Ondas de calor globais sem precedentes ameaçam vidas e ecossistemas, alerta novo estudo. “Não fomos feitos para estes extremos e a adaptação pode não ser suficientemente rápida”.
Em 2023, a Terra registou o ano mais quente de que há registo, com temperaturas 2,12°F acima da média do século XX, ultrapassando o anterior máximo estabelecido em 2016.
Com 2024 a registar já um calor recorde, os cientistas alertam para o facto de o planeta poder vir a enfrentar extremos ainda maiores.
Um novo estudo destaca uma tendência alarmante: o surgimento de “hotspots” com ondas de calor sem precedentes que desafiam os modelos climáticos atuais.
Um mapa dos pontos quentes
Os investigadores criaram o primeiro mapa global das regiões que enfrentam picos de calor extremos. Estas áreas abrangem todos os continentes, exceto a Antártida, com consequências mortais para a saúde humana, a agricultura e os ecossistemas.
Nos últimos cinco anos, estes fenómenos extremos causaram dezenas de milhares de mortes, destruíram colheitas e florestas e alimentaram incêndios florestais devastadores.
Exemplos que se destacam incluem a onda de calor de junho de 2021 no noroeste do Pacífico dos EUA e no sudoeste do Canadá. As temperaturas subiram para 121,3°F em Lytton, na Colúmbia Britânica, um recorde para o Canadá.
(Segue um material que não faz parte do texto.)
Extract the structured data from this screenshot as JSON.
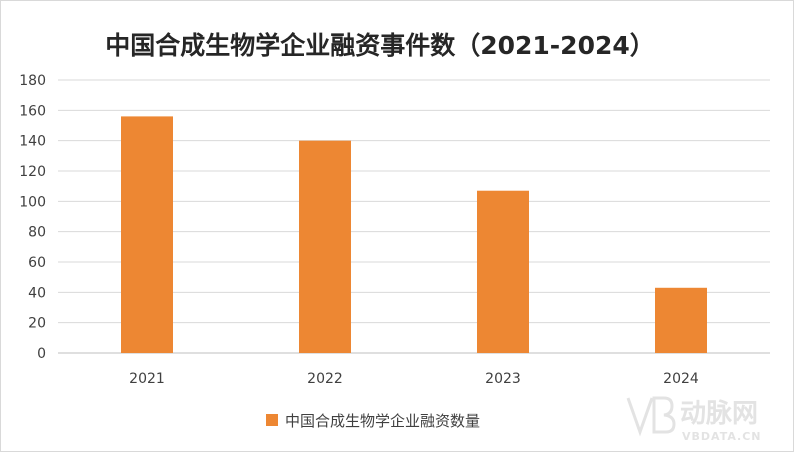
{
  "chart_data": {
    "type": "bar",
    "title": "中国合成生物学企业融资事件数（2021-2024）",
    "categories": [
      "2021",
      "2022",
      "2023",
      "2024"
    ],
    "series": [
      {
        "name": "中国合成生物学企业融资数量",
        "values": [
          156,
          140,
          107,
          43
        ]
      }
    ],
    "ylim": [
      0,
      180
    ],
    "yticks": [
      0,
      20,
      40,
      60,
      80,
      100,
      120,
      140,
      160,
      180
    ],
    "grid": true,
    "legend": "bottom",
    "colors": {
      "bar": "#ED8733",
      "grid": "#d9d9d9",
      "axis": "#bfbfbf"
    }
  },
  "watermark": {
    "brand": "动脉网",
    "site": "VBDATA.CN",
    "logo_icon": "vb-logo-icon"
  }
}
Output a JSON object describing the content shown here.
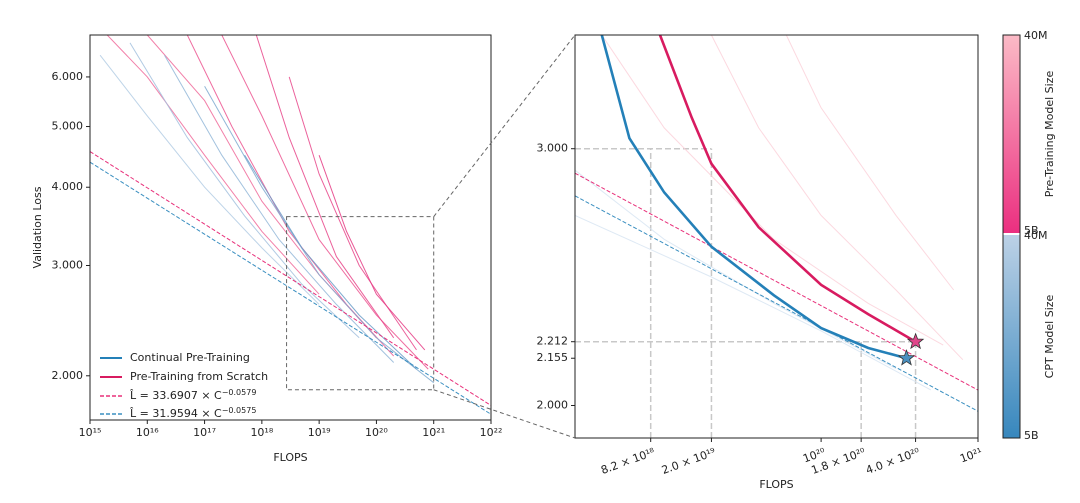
{
  "chart_data": [
    {
      "type": "line",
      "xlabel": "FLOPS",
      "ylabel": "Validation Loss",
      "log_x": true,
      "log_y": true,
      "xlim": [
        1000000000000000.0,
        1e+22
      ],
      "ylim": [
        1.7,
        7.0
      ],
      "xticks": [
        {
          "value": 1000000000000000.0,
          "label": "10¹⁵"
        },
        {
          "value": 1e+16,
          "label": "10¹⁶"
        },
        {
          "value": 1e+17,
          "label": "10¹⁷"
        },
        {
          "value": 1e+18,
          "label": "10¹⁸"
        },
        {
          "value": 1e+19,
          "label": "10¹⁹"
        },
        {
          "value": 1e+20,
          "label": "10²⁰"
        },
        {
          "value": 1e+21,
          "label": "10²¹"
        },
        {
          "value": 1e+22,
          "label": "10²²"
        }
      ],
      "yticks": [
        {
          "value": 2,
          "label": "2.000"
        },
        {
          "value": 3,
          "label": "3.000"
        },
        {
          "value": 4,
          "label": "4.000"
        },
        {
          "value": 5,
          "label": "5.000"
        },
        {
          "value": 6,
          "label": "6.000"
        }
      ],
      "series": [
        {
          "name": "Continual Pre-Training",
          "color": "#2480b8"
        },
        {
          "name": "Pre-Training from Scratch",
          "color": "#d81b60"
        }
      ],
      "fits": [
        {
          "a": 33.6907,
          "b": -0.0579,
          "color": "#e8307a",
          "label_text": "L̂ = 33.6907 × C",
          "label_exp": "−0.0579"
        },
        {
          "a": 31.9594,
          "b": -0.0575,
          "color": "#3a8fc0",
          "label_text": "L̂ = 31.9594 × C",
          "label_exp": "−0.0575"
        }
      ],
      "runs": [
        {
          "color": "#f06a9a",
          "x": [
            2000000000000000.0,
            1e+16,
            1e+17,
            1e+18,
            1e+19
          ],
          "values": [
            7.0,
            6.0,
            4.5,
            3.4,
            2.7
          ]
        },
        {
          "color": "#f06a9a",
          "x": [
            1e+16,
            1e+17,
            1e+18,
            1e+19,
            1e+20
          ],
          "values": [
            7.0,
            5.5,
            3.8,
            2.9,
            2.3
          ]
        },
        {
          "color": "#ec5590",
          "x": [
            5e+16,
            3e+17,
            3e+18,
            3e+19,
            2e+20
          ],
          "values": [
            7.0,
            5.0,
            3.4,
            2.6,
            2.15
          ]
        },
        {
          "color": "#ec5590",
          "x": [
            2e+17,
            1e+18,
            1e+19,
            1e+20,
            8e+20
          ],
          "values": [
            7.0,
            5.2,
            3.3,
            2.5,
            2.05
          ]
        },
        {
          "color": "#e8458a",
          "x": [
            8e+17,
            3e+18,
            2e+19,
            2e+20
          ],
          "values": [
            7.0,
            4.8,
            3.1,
            2.3
          ]
        },
        {
          "color": "#e8458a",
          "x": [
            3e+18,
            1e+19,
            5e+19,
            5e+20
          ],
          "values": [
            6.0,
            4.2,
            3.0,
            2.2
          ]
        },
        {
          "color": "#e53a84",
          "x": [
            1e+19,
            3e+19,
            1e+20,
            7e+20
          ],
          "values": [
            4.5,
            3.4,
            2.7,
            2.2
          ]
        },
        {
          "color": "#b3cce4",
          "x": [
            1500000000000000.0,
            1e+16,
            1e+17,
            1e+18,
            1e+19
          ],
          "values": [
            6.5,
            5.2,
            4.0,
            3.2,
            2.6
          ]
        },
        {
          "color": "#a3c1de",
          "x": [
            5000000000000000.0,
            5e+16,
            5e+17,
            5e+18,
            5e+19
          ],
          "values": [
            6.8,
            4.8,
            3.6,
            2.8,
            2.3
          ]
        },
        {
          "color": "#93b7d8",
          "x": [
            2e+16,
            2e+17,
            2e+18,
            2e+19,
            2e+20
          ],
          "values": [
            6.5,
            4.5,
            3.3,
            2.6,
            2.1
          ]
        },
        {
          "color": "#7eaad0",
          "x": [
            1e+17,
            1e+18,
            1e+19,
            1e+20,
            1e+21
          ],
          "values": [
            5.8,
            4.0,
            2.9,
            2.3,
            1.95
          ]
        },
        {
          "color": "#6a9cc8",
          "x": [
            5e+17,
            5e+18,
            5e+19,
            5e+20
          ],
          "values": [
            4.5,
            3.2,
            2.5,
            2.05
          ]
        }
      ]
    },
    {
      "type": "line",
      "xlabel": "FLOPS",
      "log_x": true,
      "log_y": true,
      "xlim": [
        2.7e+18,
        1e+21
      ],
      "ylim": [
        1.9,
        3.59
      ],
      "xticks": [
        {
          "value": 8.2e+18,
          "label": "8.2 × 10¹⁸"
        },
        {
          "value": 2e+19,
          "label": "2.0 × 10¹⁹"
        },
        {
          "value": 1e+20,
          "label": "10²⁰"
        },
        {
          "value": 1.8e+20,
          "label": "1.8 × 10²⁰"
        },
        {
          "value": 4e+20,
          "label": "4.0 × 10²⁰"
        },
        {
          "value": 1e+21,
          "label": "10²¹"
        }
      ],
      "yticks": [
        {
          "value": 2,
          "label": "2.000"
        },
        {
          "value": 2.155,
          "label": "2.155"
        },
        {
          "value": 2.212,
          "label": "2.212"
        },
        {
          "value": 3,
          "label": "3.000"
        }
      ],
      "series": [
        {
          "color": "#2480b8",
          "x": [
            4e+18,
            6e+18,
            1e+19,
            2e+19,
            5e+19,
            1e+20,
            2e+20,
            3.5e+20
          ],
          "values": [
            3.59,
            3.05,
            2.8,
            2.57,
            2.38,
            2.26,
            2.19,
            2.155
          ]
        },
        {
          "color": "#d81b60",
          "x": [
            9.4e+18,
            1.5e+19,
            2e+19,
            4e+19,
            1e+20,
            2e+20,
            4e+20
          ],
          "values": [
            3.59,
            3.15,
            2.93,
            2.65,
            2.42,
            2.31,
            2.212
          ]
        }
      ],
      "stars": [
        {
          "x": 4e+20,
          "y": 2.212,
          "color": "#e0468a"
        },
        {
          "x": 3.5e+20,
          "y": 2.155,
          "color": "#4a90c0"
        }
      ],
      "runs": [
        {
          "color": "#fbd0d8",
          "x": [
            4e+18,
            1e+19,
            5e+19,
            2e+20,
            6e+20
          ],
          "values": [
            3.59,
            3.1,
            2.6,
            2.35,
            2.2
          ]
        },
        {
          "color": "#fbd0d8",
          "x": [
            2e+19,
            4e+19,
            1e+20,
            3e+20,
            8e+20
          ],
          "values": [
            3.59,
            3.1,
            2.7,
            2.4,
            2.15
          ]
        },
        {
          "color": "#fbd0d8",
          "x": [
            6e+19,
            1e+20,
            3e+20,
            7e+20
          ],
          "values": [
            3.59,
            3.2,
            2.7,
            2.4
          ]
        },
        {
          "color": "#d6e4f1",
          "x": [
            2.7e+18,
            1e+19,
            5e+19,
            3e+20
          ],
          "values": [
            2.9,
            2.6,
            2.35,
            2.12
          ]
        },
        {
          "color": "#d6e4f1",
          "x": [
            2.7e+18,
            2e+19,
            1e+20,
            5e+20
          ],
          "values": [
            2.7,
            2.45,
            2.25,
            2.05
          ]
        }
      ]
    }
  ],
  "colorbar": [
    {
      "label": "Pre-Training Model Size",
      "top": "40M",
      "bottom": "5B",
      "colors": [
        "#fbbac6",
        "#eb2f80"
      ]
    },
    {
      "label": "CPT Model Size",
      "top": "40M",
      "bottom": "5B",
      "colors": [
        "#bcd1e6",
        "#3787bd"
      ]
    }
  ]
}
Tragicamente, a cidade foi engolida por incêndios florestais alimentados por vegetação seca pelo calor no dia seguinte. Centenas de mortes relacionadas com o calor foram registadas no Oregon e em Washington.
A vulnerabilidade única da Europa
O noroeste da Europa emergiu como um ponto crítico, com sucessivas ondas de calor a provocar dezenas de milhares de mortes em 2022 e 2023.
Países como a Alemanha, a França e o Reino Unido registaram temperaturas que aumentaram duas vezes mais rapidamente do que as temperaturas médias do verão. Ao contrário de regiões como os EUA, a Europa não tem ar condicionado generalizado, o que agrava os impactos.
Em setembro deste ano, foram estabelecidos novos recordes de temperatura na Áustria, França e Escandinávia.
Os investigadores referem-se à tendência como “tail-widening” (alargamento da cauda), com os fenómenos de calor extremo a excederem largamente as previsões estatísticas.
Padrões globais desiguais
O estudo, publicado na Proceedings of the National Academy of Sciences a 26 de novembro, revelou que, enquanto certas regiões registam extremos que ultrapassam as previsões dos modelos, outras, como partes da América do Norte, Sibéria e norte de África, apresentam aumentos moderados ou mesmo abaixo do esperado nas temperaturas máximas. No entanto, a tendência geral indica um ritmo acelerado de calor extremo em várias regiões vulneráveis.
O aumento das temperaturas globais, combinado com anomalias atmosféricas e climáticas, impulsiona estes fenómenos de calor extremo.
Na Europa e Rússia, a desestabilização da corrente de jato — uma poderosa corrente de ar que circunda o hemisfério norte — tem sido associada a ondas de calor. Como o Ártico aquece mais rapidamente do que outras regiões, as perturbações na corrente de jato conduzem a um calor prolongado nas zonas temperadas.
Na América do Norte, a mortífera vaga de calor de 2021 foi atribuída a uma combinação de fatores, incluindo alterações climáticas a longo prazo e condições atmosféricas aleatórias, explica o Earth. Décadas de aumento das temperaturas já tinham secado a vegetação, diminuindo o efeito refrescante da evaporação da água durante as ondas de calor.
O calor excessivo continua a ser a principal causa de mortes relacionadas com o clima, ultrapassando os furacões e as inundações.
Em 2023, mais de 2.300 mortes relacionadas com o calor foram registadas nos EUA, uma taxa que mais do que duplicou desde 1999. Os apelos à designação de ondas de calor, à semelhança dos furacões, visam aumentar a sensibilização do público e melhorar a preparação.
Os investigadores sublinham a necessidade urgente de fazer face a estes riscos climáticos sem precedentes. “Não fomos feitos para estes extremos e a adaptação pode não ser suficientemente rápida”, alertou Kai Kornhuber, principal autor do estudo.